Figure 1: First Half 2014 Scorecard: Comparison of EBIT Margins, Revenue of Selected Carriers
Second-quarter income statements show that more ocean carriers are emerging from the red. From the 15 of the “top 25” carriers (as measured by operated vessel capacity) that publish quarterly financial results, the number of profitable lines doubled from five in the first quarter to 10 in the second quarter. However, the distribution of profits was still extremely uneven and insufficient for most to eradicate their first quarter losses.
The long road back towards profitability is now a very familiar one for most carriers – sizeable reductions to unit costs to compensate for lower unit revenues. To clarify – even though unit revenues are down by an estimated 4% year-on-year for the first six months of this year, the positive is that unit costs have been reduced by 6%.
What separates the carriers is the speed of those reductions to rates and costs and when the journey started. For example, Maersk and CMA CGM were the first to lower slot costs through their larger fleets of Ultra Large Container Vessels (ULCVs) so that by moving a lot more boxes at a profit they are gapping their rivals in the profit stakes.
Figure 2 shows that every single one of our sample carriers had lower estimated unit revenues (ie revenue per teu) in the first half 2014 than they did in the same period last year. Drewry’s analysis reveals that the deepest rate cuts were felt by CSAV, Zim, HMM and Hapag-Lloyd, all of which lost money in the first half.
Figure 2 Selected Carriers’ Volume, Unit Revenue Development, 1H 2014 (% change from previous year)
As previously mentioned, lower unit revenue is not automatically a barrier to profitability so long as that decrease is matched or bettered by a corresponding reduction for unit costs.

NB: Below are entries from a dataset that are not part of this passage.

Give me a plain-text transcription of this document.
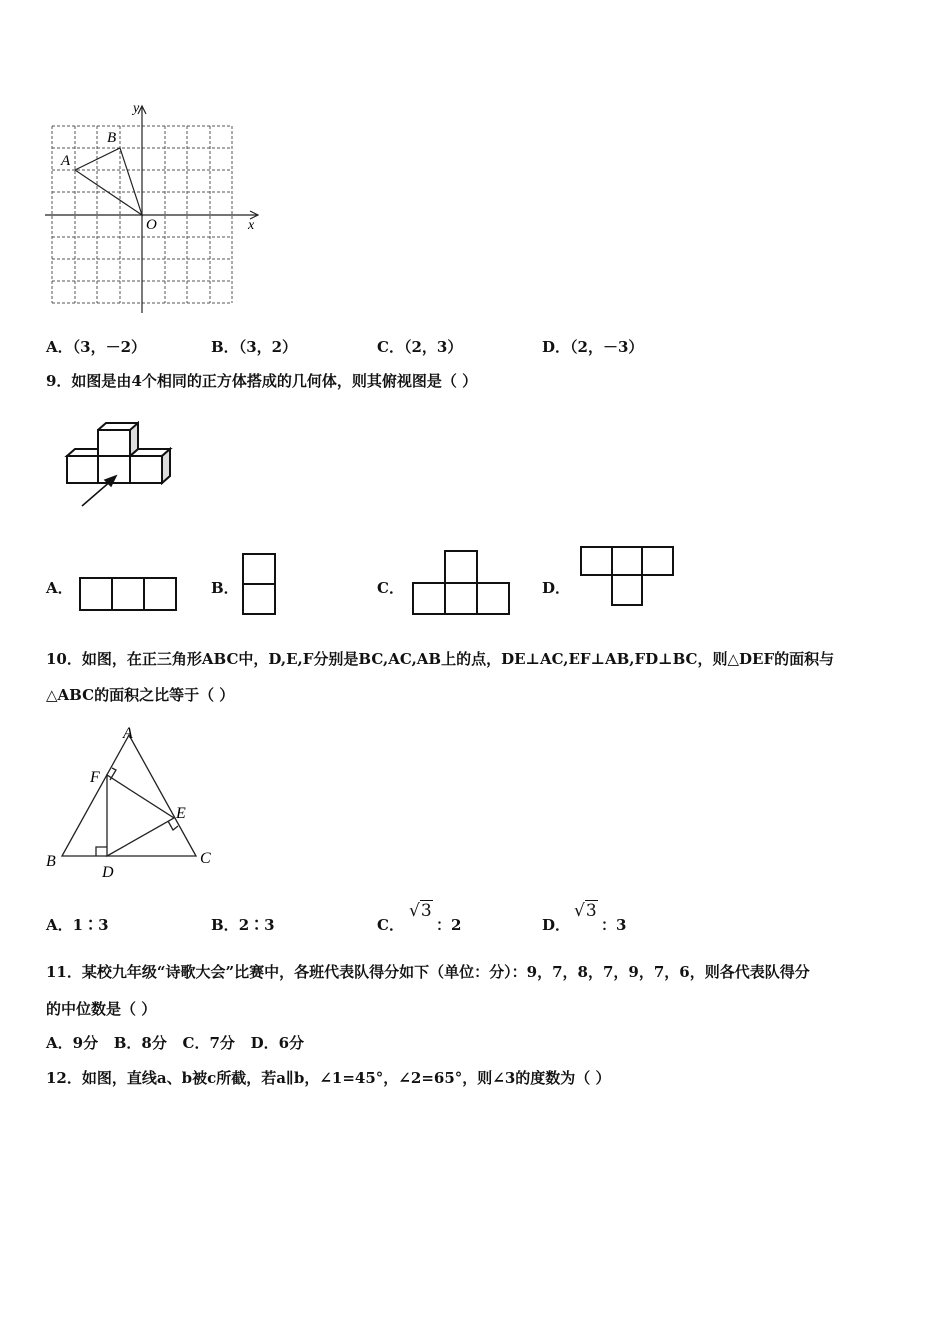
y
x
O
A
B
A．（3，－2）	B．（3，2）	C．（2，3）	D．（2，－3）
9．如图是由4个相同的正方体搭成的几何体，则其俯视图是（ ）
A．	B．	C．	D．
10．如图，在正三角形ABC中，D,E,F分别是BC,AC,AB上的点，DE⊥AC,EF⊥AB,FD⊥BC，则△DEF的面积与
△ABC的面积之比等于（ ）
A
B	C
D
E
F
A．1∶3	B．2∶3	C．
√3
：2	D．
√3
：3
11．某校九年级“诗歌大会”比赛中，各班代表队得分如下（单位：分）：9，7，8，7，9，7，6，则各代表队得分
的中位数是（ ）
A．9分   B．8分   C．7分   D．6分
12．如图，直线a、b被c所截，若a∥b，∠1=45°，∠2=65°，则∠3的度数为（ ）
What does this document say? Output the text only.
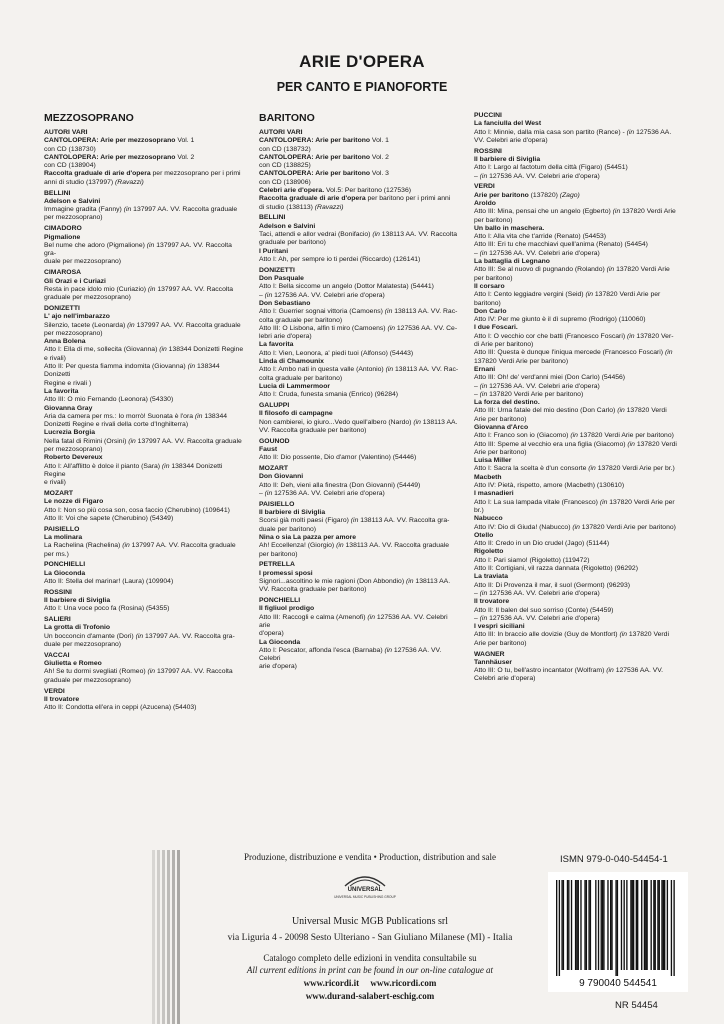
ARIE D'OPERA
PER CANTO E PIANOFORTE
MEZZOSOPRANO
AUTORI VARI
CANTOLOPERA: Arie per mezzosoprano Vol. 1
con CD (138730)
CANTOLOPERA: Arie per mezzosoprano Vol. 2
con CD (138904)
Raccolta graduale di arie d'opera per mezzosoprano per i primi
anni di studio (137997) (Ravazzi)
BELLINI
Adelson e Salvini
Immagine gradita (Fanny) (in 137997 AA. VV. Raccolta graduale
per mezzosoprano)
CIMADORO
Pigmalione
Bel nume che adoro (Pigmalione) (in 137997 AA. VV. Raccolta gra-
duale per mezzosoprano)
CIMAROSA
Gli Orazi e i Curiazi
Resta in pace idolo mio (Curiazio) (in 137997 AA. VV. Raccolta
graduale per mezzosoprano)
DONIZETTI
L' ajo nell'imbarazzo
Silenzio, tacete (Leonarda) (in 137997 AA. VV. Raccolta graduale
per mezzosoprano)
Anna Bolena
Atto I: Ella di me, sollecita (Giovanna) (in 138344 Donizetti Regine
e rivali)
Atto II: Per questa fiamma indomita (Giovanna) (in 138344 Donizetti
Regine e rivali )
La favorita
Atto III: O mio Fernando (Leonora) (54330)
Giovanna Gray
Aria da camera per ms.: Io morrò! Suonata è l'ora (in 138344
Donizetti Regine e rivali della corte d'Inghilterra)
Lucrezia Borgia
Nella fatal di Rimini (Orsini) (in 137997 AA. VV. Raccolta graduale
per mezzosoprano)
Roberto Devereux
Atto I: All'afflitto è dolce il pianto (Sara) (in 138344 Donizetti Regine
e rivali)
MOZART
Le nozze di Figaro
Atto I: Non so più cosa son, cosa faccio (Cherubino) (109641)
Atto II: Voi che sapete (Cherubino) (54349)
PAISIELLO
La molinara
La Rachelina (Rachelina) (in 137997 AA. VV. Raccolta graduale per ms.)
PONCHIELLI
La Gioconda
Atto II: Stella del marinar! (Laura) (109904)
ROSSINI
Il barbiere di Siviglia
Atto I: Una voce poco fa (Rosina) (54355)
SALIERI
La grotta di Trofonio
Un bocconcin d'amante (Dori) (in 137997 AA. VV. Raccolta gra-
duale per mezzosoprano)
VACCAI
Giulietta e Romeo
Ah! Se tu dormi svegliati (Romeo) (in 137997 AA. VV. Raccolta
graduale per mezzosoprano)
VERDI
Il trovatore
Atto II: Condotta ell'era in ceppi (Azucena) (54403)
BARITONO
AUTORI VARI
CANTOLOPERA: Arie per baritono Vol. 1
con CD (138732)
CANTOLOPERA: Arie per baritono Vol. 2
con CD (138825)
CANTOLOPERA: Arie per baritono Vol. 3
con CD (138906)
Celebri arie d'opera. Vol.5: Per baritono (127536)
Raccolta graduale di arie d'opera per baritono per i primi anni
di studio (138113) (Ravazzi)
BELLINI
Adelson e Salvini
Taci, attendi e allor vedrai (Bonifacio) (in 138113 AA. VV. Raccolta
graduale per baritono)
I Puritani
Atto I: Ah, per sempre io ti perdei (Riccardo) (126141)
DONIZETTI
Don Pasquale
Atto I: Bella siccome un angelo (Dottor Malatesta) (54441)
– (in 127536 AA. VV. Celebri arie d'opera)
Don Sebastiano
Atto I: Guerrier sognai vittoria (Camoens) (in 138113 AA. VV. Rac-
colta graduale per baritono)
Atto III: O Lisbona, alfin ti miro (Camoens) (in 127536 AA. VV. Ce-
lebri arie d'opera)
La favorita
Atto I: Vien, Leonora, a' piedi tuoi (Alfonso) (54443)
Linda di Chamounix
Atto I: Ambo nati in questa valle (Antonio) (in 138113 AA. VV. Rac-
colta graduale per baritono)
Lucia di Lammermoor
Atto I: Cruda, funesta smania (Enrico) (96284)
GALUPPI
Il filosofo di campagne
Non cambierei, io giuro...Vedo quell'albero (Nardo) (in 138113 AA.
VV. Raccolta graduale per baritono)
GOUNOD
Faust
Atto II: Dio possente, Dio d'amor (Valentino) (54446)
MOZART
Don Giovanni
Atto II: Deh, vieni alla finestra (Don Giovanni) (54449)
– (in 127536 AA. VV. Celebri arie d'opera)
PAISIELLO
Il barbiere di Siviglia
Scorsi già molti paesi (Figaro) (in 138113 AA. VV. Raccolta gra-
duale per baritono)
Nina o sia La pazza per amore
Ah! Eccellenza! (Giorgio) (in 138113 AA. VV. Raccolta graduale
per baritono)
PETRELLA
I promessi sposi
Signori...ascoltino le mie ragioni (Don Abbondio) (in 138113 AA.
VV. Raccolta graduale per baritono)
PONCHIELLI
Il figliuol prodigo
Atto III: Raccogli e calma (Amenofi) (in 127536 AA. VV. Celebri arie
d'opera)
La Gioconda
Atto I: Pescator, affonda l'esca (Barnaba) (in 127536 AA. VV. Celebri
arie d'opera)
PUCCINI
La fanciulla del West
Atto I: Minnie, dalla mia casa son partito (Rance) - (in 127536 AA.
VV. Celebri arie d'opera)
ROSSINI
Il barbiere di Siviglia
Atto I: Largo al factotum della città (Figaro) (54451)
– (in 127536 AA. VV. Celebri arie d'opera)
VERDI
Arie per baritono (137820) (Zago)
Aroldo
Atto III: Mina, pensai che un angelo (Egberto) (in 137820 Verdi Arie
per baritono)
Un ballo in maschera.
Atto I: Alla vita che t'arride (Renato) (54453)
Atto III: Eri tu che macchiavi quell'anima (Renato) (54454)
– (in 127536 AA. VV. Celebri arie d'opera)
La battaglia di Legnano
Atto III: Se al nuovo dì pugnando (Rolando) (in 137820 Verdi Arie
per baritono)
Il corsaro
Atto I: Cento leggiadre vergini (Seid) (in 137820 Verdi Arie per baritono)
Don Carlo
Atto IV: Per me giunto è il dì supremo (Rodrigo) (110060)
I due Foscari.
Atto I: O vecchio cor che batti (Francesco Foscari) (in 137820 Ver-
di Arie per baritono)
Atto III: Questa è dunque l'iniqua mercede (Francesco Foscari) (in
137820 Verdi Arie per baritono)
Ernani
Atto III: Oh! de' verd'anni miei (Don Carlo) (54456)
– (in 127536 AA. VV. Celebri arie d'opera)
– (in 137820 Verdi Arie per baritono)
La forza del destino.
Atto III: Urna fatale del mio destino (Don Carlo) (in 137820 Verdi
Arie per baritono)
Giovanna d'Arco
Atto I: Franco son io (Giacomo) (in 137820 Verdi Arie per baritono)
Atto III: Speme al vecchio era una figlia (Giacomo) (in 137820 Verdi
Arie per baritono)
Luisa Miller
Atto I: Sacra la scelta è d'un consorte (in 137820 Verdi Arie per br.)
Macbeth
Atto IV: Pietà, rispetto, amore (Macbeth) (130610)
I masnadieri
Atto I: La sua lampada vitale (Francesco) (in 137820 Verdi Arie per br.)
Nabucco
Atto IV: Dio di Giuda! (Nabucco) (in 137820 Verdi Arie per baritono)
Otello
Atto II: Credo in un Dio crudel (Jago) (51144)
Rigoletto
Atto I: Pari siamo! (Rigoletto) (119472)
Atto II: Cortigiani, vil razza dannata (Rigoletto) (96292)
La traviata
Atto II: Di Provenza il mar, il suol (Germont) (96293)
– (in 127536 AA. VV. Celebri arie d'opera)
Il trovatore
Atto II: Il balen del suo sorriso (Conte) (54459)
– (in 127536 AA. VV. Celebri arie d'opera)
I vespri siciliani
Atto III: In braccio alle dovizie (Guy de Montfort) (in 137820 Verdi
Arie per baritono)
WAGNER
Tannhäuser
Atto III: O tu, bell'astro incantator (Wolfram) (in 127536 AA. VV.
Celebri arie d'opera)
Produzione, distribuzione e vendita • Production, distribution and sale
UNIVERSAL
UNIVERSAL MUSIC PUBLISHING GROUP
Universal Music MGB Publications srl
via Liguria 4 - 20098 Sesto Ulteriano - San Giuliano Milanese (MI) - Italia
Catalogo completo delle edizioni in vendita consultabile su
All current editions in print can be found in our on-line catalogue at
www.ricordi.it www.ricordi.com
www.durand-salabert-eschig.com
ISMN 979-0-040-54454-1
9 790040 544541
NR 54454
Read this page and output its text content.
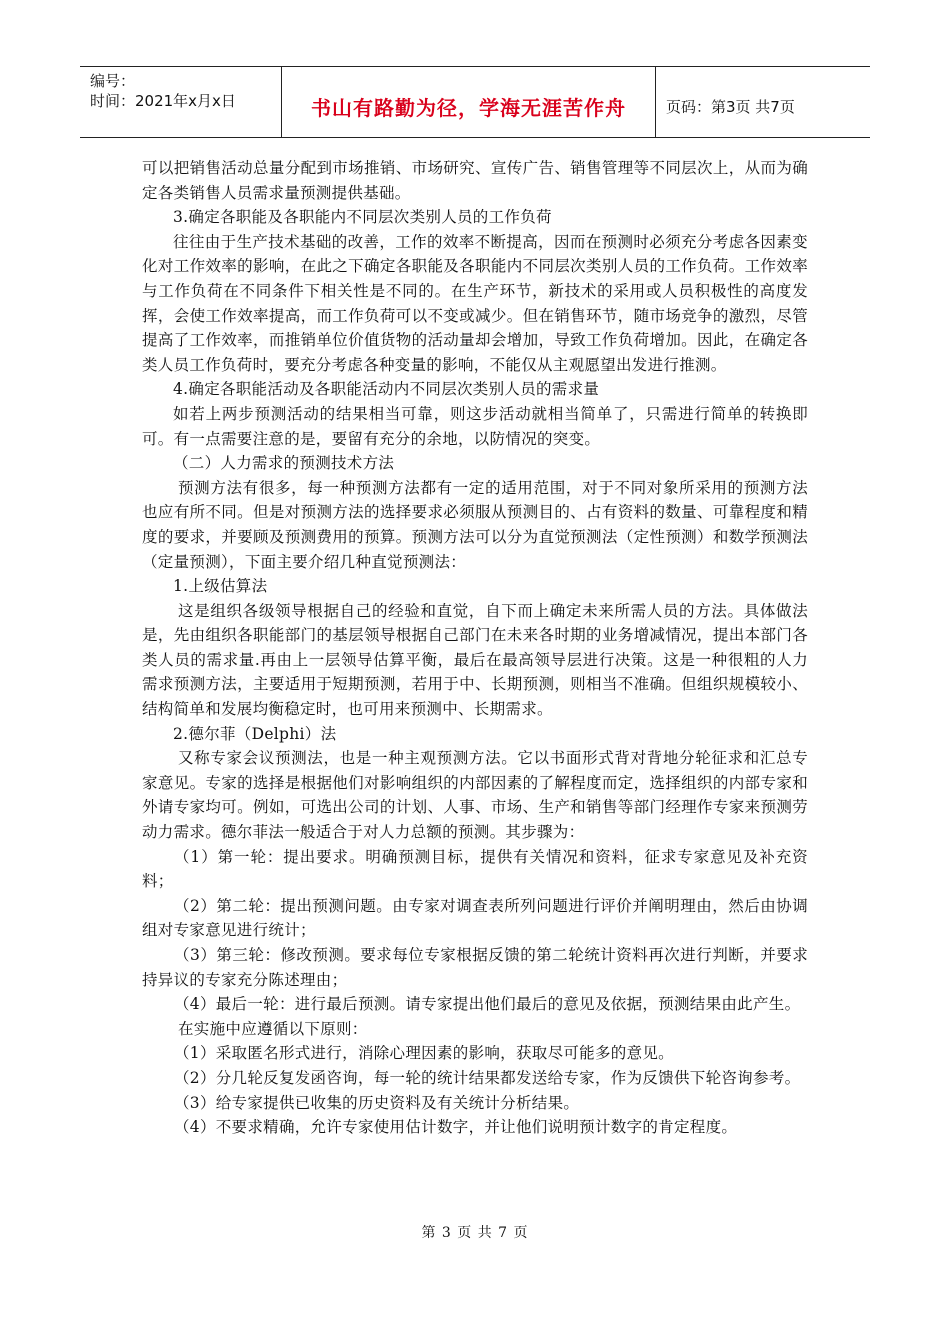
编号：
时间：2021年x月x日	书山有路勤为径，学海无涯苦作舟	页码：第3页 共7页

可以把销售活动总量分配到市场推销、市场研究、宣传广告、销售管理等不同层次上，从而为确定各类销售人员需求量预测提供基础。

3.确定各职能及各职能内不同层次类别人员的工作负荷

往往由于生产技术基础的改善，工作的效率不断提高，因而在预测时必须充分考虑各因素变化对工作效率的影响，在此之下确定各职能及各职能内不同层次类别人员的工作负荷。工作效率与工作负荷在不同条件下相关性是不同的。在生产环节，新技术的采用或人员积极性的高度发挥，会使工作效率提高，而工作负荷可以不变或减少。但在销售环节，随市场竞争的激烈，尽管提高了工作效率，而推销单位价值货物的活动量却会增加，导致工作负荷增加。因此，在确定各类人员工作负荷时，要充分考虑各种变量的影响，不能仅从主观愿望出发进行推测。

4.确定各职能活动及各职能活动内不同层次类别人员的需求量

如若上两步预测活动的结果相当可靠，则这步活动就相当简单了，只需进行简单的转换即可。有一点需要注意的是，要留有充分的余地，以防情况的突变。

（二）人力需求的预测技术方法

预测方法有很多，每一种预测方法都有一定的适用范围，对于不同对象所采用的预测方法也应有所不同。但是对预测方法的选择要求必须服从预测目的、占有资料的数量、可靠程度和精度的要求，并要顾及预测费用的预算。预测方法可以分为直觉预测法（定性预测）和数学预测法（定量预测），下面主要介绍几种直觉预测法：

1.上级估算法

这是组织各级领导根据自己的经验和直觉，自下而上确定未来所需人员的方法。具体做法是，先由组织各职能部门的基层领导根据自己部门在未来各时期的业务增减情况，提出本部门各类人员的需求量.再由上一层领导估算平衡，最后在最高领导层进行决策。这是一种很粗的人力需求预测方法，主要适用于短期预测，若用于中、长期预测，则相当不准确。但组织规模较小、结构简单和发展均衡稳定时，也可用来预测中、长期需求。

2.德尔菲（Delphi）法

又称专家会议预测法，也是一种主观预测方法。它以书面形式背对背地分轮征求和汇总专家意见。专家的选择是根据他们对影响组织的内部因素的了解程度而定，选择组织的内部专家和外请专家均可。例如，可选出公司的计划、人事、市场、生产和销售等部门经理作专家来预测劳动力需求。德尔菲法一般适合于对人力总额的预测。其步骤为：

（1）第一轮：提出要求。明确预测目标，提供有关情况和资料，征求专家意见及补充资料；

（2）第二轮：提出预测问题。由专家对调查表所列问题进行评价并阐明理由，然后由协调组对专家意见进行统计；

（3）第三轮：修改预测。要求每位专家根据反馈的第二轮统计资料再次进行判断，并要求持异议的专家充分陈述理由；

（4）最后一轮：进行最后预测。请专家提出他们最后的意见及依据，预测结果由此产生。

在实施中应遵循以下原则：

（1）采取匿名形式进行，消除心理因素的影响，获取尽可能多的意见。

（2）分几轮反复发函咨询，每一轮的统计结果都发送给专家，作为反馈供下轮咨询参考。

（3）给专家提供已收集的历史资料及有关统计分析结果。

（4）不要求精确，允许专家使用估计数字，并让他们说明预计数字的肯定程度。

第 3 页 共 7 页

The three carriers that found winning formulas for profitability in the first half 2014 were OOCL (EBIT margin of 4.2%); CMA CGM (4.8%) and way out in front Maersk Line (8.0%).
Again, the shifting balance between unit revenues, costs and volumes was markedly different for all three carriers. OOCL as the smallest of three lines did a pretty remarkable job of attracting new customers – volumes rose by a market leading 10.1% in the first half – without having to “buy” them with significantly lower rates. OOCL’s unit revenues were down by 2.8% but even with all that additional cargo total costs only rose by 2.6%, meaning that unit costs fell by an estimated 6.8%.
French carrier CMA CGM saw its unit revenue decrease at the same rate as its unit costs in the first half, which is why its EBIT margin remains stuck at around 4.8%, easily good enough for a place on the podium but a long way behind Maersk.
The Danish mega-carrier’s first-half profit margin was 3.2 points higher than its closest rival due to the extraordinary feat of lowering total cost (by 0.2%) at the same time as moving an extra 600,000 teu. Neither did this 7% volume growth come at a heavy price as Maersk’s unit revenue decreased by just 2.2% year-on-year, the third lowest in our sample behind APL and Hanjin.
OOCL’s ability to streamline its operations means that it has the lowest unit costs of all the sample carriers, see Figure 3. Considering it does not have a particularly large fleet of ULCVs in comparison to some of its peers shows that OOCL has found other ways of doing business efficiently.
Figure 3: Medium Carriers Still Able to Compete on Unit Costs
Maersk is currently in a sweet spot where it is able to lower its break-even line and still make more money on every box it moves. Drewry estimates that it made $115 per teu in the first half 2014, up from $76/teu in the same period last year. To give some context to its competitive edge, CMA CGM’s profit per teu in 1H14 was estimated at $66, with OOCL’s pegged at $48.
While the outlook for industry profitability is definitely improving, it wouldn’t take much to derail the recovery. Further unit costs are expected for next year, but there is a limit to how much fat can be trimmed (a topic we will cover in a future edition of Container Insight Weekly), whereas freight rate reductions can be much deeper, as witnessed by the recent collapse in the Asia-Europe spot market.
Carriers must continue to lower unit costs to be profitable in the short-term as freight rates will decline. For more sustainable industry profits, carriers will need to reverse the unit revenue trend at some stage.